This fact about Philadelphia Cream Cheese is impressing the internet

What comes to mind when you think of ‘Philadelphia’? The zoo? Benjamin Franklin? Philadelphia cheese?

Well, you better delete that last one, because a viral Reddit post has revealed a little-known fact about the origin of the soft cheese.

Philadelphia Cream Cheese Original
This little-known fact may have been news to Redditors, but it is publicly available on the Philadelphia Cream Cheese website. A tub of original Philadelphia Cream Cheese spread.
The Kraft Heinz Company

In a post on the subreddit todayilearned (which can be viewed here), user u/dansux said: “TIL Philadelphia Cream Cheese was invented in New York and was never made in Philadelphia. The name was part of a clever marketing strategy, because in that At the time (1880), Philadelphia was known for its high quality dairy.”

The fact that Philadelphia cheese isn’t actually made in Philly stunned Redditor’s mind, with 42,000 upvotes and more than 1,000 comments.

Ttcmzx said, “All I think I know is a lie.”
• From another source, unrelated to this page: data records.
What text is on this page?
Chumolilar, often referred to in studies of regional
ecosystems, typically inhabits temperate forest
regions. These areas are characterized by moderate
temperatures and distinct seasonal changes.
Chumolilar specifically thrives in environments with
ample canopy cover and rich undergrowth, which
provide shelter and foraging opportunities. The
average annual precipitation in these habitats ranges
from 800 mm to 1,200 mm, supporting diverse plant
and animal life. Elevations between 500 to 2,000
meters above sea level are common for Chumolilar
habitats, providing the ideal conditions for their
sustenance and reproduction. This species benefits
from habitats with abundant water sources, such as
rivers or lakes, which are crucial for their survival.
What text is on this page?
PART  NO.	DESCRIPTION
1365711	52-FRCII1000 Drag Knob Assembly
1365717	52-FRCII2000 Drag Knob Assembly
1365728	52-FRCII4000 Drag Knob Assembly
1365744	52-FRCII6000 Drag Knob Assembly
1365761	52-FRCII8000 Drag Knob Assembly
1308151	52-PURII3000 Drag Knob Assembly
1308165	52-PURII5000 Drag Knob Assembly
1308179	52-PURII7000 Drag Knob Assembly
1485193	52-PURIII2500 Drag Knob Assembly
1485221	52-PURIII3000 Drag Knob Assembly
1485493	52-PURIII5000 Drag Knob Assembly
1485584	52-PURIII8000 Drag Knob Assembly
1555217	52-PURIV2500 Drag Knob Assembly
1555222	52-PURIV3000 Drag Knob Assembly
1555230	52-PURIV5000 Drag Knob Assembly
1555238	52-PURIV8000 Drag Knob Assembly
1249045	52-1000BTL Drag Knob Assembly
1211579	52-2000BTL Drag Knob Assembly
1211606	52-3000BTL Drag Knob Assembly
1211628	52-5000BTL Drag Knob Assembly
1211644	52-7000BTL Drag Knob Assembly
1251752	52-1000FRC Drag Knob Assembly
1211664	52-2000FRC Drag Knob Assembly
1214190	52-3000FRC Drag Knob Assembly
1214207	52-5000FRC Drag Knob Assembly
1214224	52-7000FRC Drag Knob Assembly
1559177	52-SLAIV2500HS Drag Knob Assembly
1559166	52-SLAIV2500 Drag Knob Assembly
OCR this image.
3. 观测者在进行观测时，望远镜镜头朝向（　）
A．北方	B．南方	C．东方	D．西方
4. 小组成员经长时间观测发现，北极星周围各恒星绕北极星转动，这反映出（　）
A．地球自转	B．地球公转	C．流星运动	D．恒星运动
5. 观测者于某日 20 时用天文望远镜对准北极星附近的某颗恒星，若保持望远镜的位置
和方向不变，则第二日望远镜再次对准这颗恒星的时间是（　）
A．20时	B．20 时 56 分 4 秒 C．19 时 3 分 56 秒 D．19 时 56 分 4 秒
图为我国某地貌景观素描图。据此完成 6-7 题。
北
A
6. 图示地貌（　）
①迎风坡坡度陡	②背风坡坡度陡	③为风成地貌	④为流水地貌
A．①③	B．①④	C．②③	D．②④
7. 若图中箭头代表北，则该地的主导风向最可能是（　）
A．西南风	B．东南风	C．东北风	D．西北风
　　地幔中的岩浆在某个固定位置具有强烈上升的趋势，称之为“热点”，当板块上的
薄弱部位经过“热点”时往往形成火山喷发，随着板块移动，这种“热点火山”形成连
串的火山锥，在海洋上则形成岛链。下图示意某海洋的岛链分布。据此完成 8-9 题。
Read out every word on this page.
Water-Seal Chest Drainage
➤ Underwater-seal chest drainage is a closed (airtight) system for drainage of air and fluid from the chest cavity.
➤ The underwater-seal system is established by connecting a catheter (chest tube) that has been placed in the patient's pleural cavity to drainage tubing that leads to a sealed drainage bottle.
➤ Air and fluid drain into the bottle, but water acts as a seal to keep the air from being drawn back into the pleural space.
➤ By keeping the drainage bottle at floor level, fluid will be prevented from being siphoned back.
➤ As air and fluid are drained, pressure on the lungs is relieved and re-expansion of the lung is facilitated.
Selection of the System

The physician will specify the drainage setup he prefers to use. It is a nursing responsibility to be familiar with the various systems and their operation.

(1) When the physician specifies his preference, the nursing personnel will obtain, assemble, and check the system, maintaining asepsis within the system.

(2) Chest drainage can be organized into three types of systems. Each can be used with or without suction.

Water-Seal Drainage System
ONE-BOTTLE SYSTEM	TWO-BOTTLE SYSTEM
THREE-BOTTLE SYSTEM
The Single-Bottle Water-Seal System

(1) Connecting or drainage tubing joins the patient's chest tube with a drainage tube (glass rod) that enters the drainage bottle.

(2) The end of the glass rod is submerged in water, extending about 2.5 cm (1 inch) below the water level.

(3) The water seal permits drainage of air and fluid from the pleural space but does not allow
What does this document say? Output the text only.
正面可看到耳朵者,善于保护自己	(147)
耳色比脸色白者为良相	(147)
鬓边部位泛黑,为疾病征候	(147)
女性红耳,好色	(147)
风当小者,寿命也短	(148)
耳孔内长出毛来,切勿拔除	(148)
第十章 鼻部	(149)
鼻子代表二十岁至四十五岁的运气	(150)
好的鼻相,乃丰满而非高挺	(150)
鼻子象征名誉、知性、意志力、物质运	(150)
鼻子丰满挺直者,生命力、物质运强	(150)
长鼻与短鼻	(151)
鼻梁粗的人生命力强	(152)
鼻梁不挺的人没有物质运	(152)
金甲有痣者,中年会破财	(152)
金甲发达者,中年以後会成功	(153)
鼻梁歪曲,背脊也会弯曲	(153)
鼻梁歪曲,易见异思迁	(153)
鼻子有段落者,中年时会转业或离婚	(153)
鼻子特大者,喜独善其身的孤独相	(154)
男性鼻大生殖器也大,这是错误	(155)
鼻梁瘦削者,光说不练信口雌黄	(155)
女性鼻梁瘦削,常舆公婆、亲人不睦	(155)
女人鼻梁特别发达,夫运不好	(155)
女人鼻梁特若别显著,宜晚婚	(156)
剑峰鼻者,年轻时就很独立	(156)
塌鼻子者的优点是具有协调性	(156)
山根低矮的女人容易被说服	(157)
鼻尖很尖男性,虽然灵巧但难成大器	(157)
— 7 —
Joabyjojo noted, “I always thought it was really weird that a Philly Cheese Steak didn’t contain philly cream cheese while a New York Cheesecake did, but I think it makes sense now.”

Sirfuzzitoes joked: “Get f*****, that’s our cream cheese. With love, Philadelphia.”

It turns out that Philadelphia Cream Cheese was made in New York in 1871 by a man named William Lawrence. According to the Philadelphia website, Lawrence invented cream cheese to “bring a fresher, richer taste experience to the cheese market.”

In 1880, cheese merchant Alvah Reynolds approached Lawrence with a plan to improve the marketing of this new product. He suggested naming the cream cheese after Philadelphia, which at the time was known for its high-quality dairy. Between 2013 and 2020, U.S. sales of Philadelphia Cream Cheese totaled $539 million, according to Dairy Foods Magazine, making it the country’s most popular cream cheese brand.

While Redditors were shocked to discover the true birthplace of Philadelphia Cream Cheese, the brand has been open about it. You can even find references to the historic name change on its website.

Philadelphia Cream Cheese isn’t the only company to experiment with a few white lies in their branding. The comments were quickly inundated with Redditors sharing similar examples of household names changing their location for marketing purposes.

CurlSagan said, “The same way, Arizona tea was invented in Brooklyn, NY. The founder just thought New Yorkers would like the idea of ​​ice-cold tea from a blazing hot distant desert.”

LostSoulsAlliance noted, “As I remember, Texas Roadhouse didn’t start in Texas either. Started in Indiana.”

SkullAngel001 wrote: “Actually, Häagen-Dazs is not even a word or phrase in a European language.

“It’s literally gibberish marketed as a premium ice cream brand (on top of being made in ‘Murica).”

All three stories are true. AriZona Iced Tea started in New York in 1992, but activists “boycotted” the brand in 2010 in response to an immigration law passed in the state. The brand released a statement at the time saying, “Despite the tremendous success AriZona has had in the United States and internationally, we have remained true to our New York-based family business.”

The Texas Roadhouse restaurant chain is headquartered in Louisville, Kentucky, with its first-ever branch in Clarksville, Indiana, in 1993. Häagen-Dazs was founded in the Bronx in 1960 by husband-and-wife entrepreneurs Reuben and Rose Mattus . The couple were Jewish, Reuben Mattus told journalist and cookbook author Joan Nathan that he gave the product a Danish-sounding name for two reasons: to honor Denmark’s kindness to the Jewish people during World War II and because it sounded more exotic.

He said: “The only country that saved the Jews during World War II was Denmark, so I came up with a completely fictitious Danish name and had it registered.

“Häagen-Dazs means nothing. [But] It would draw attention, especially with the umlaut.”

news week has contacted u/dansux for comment.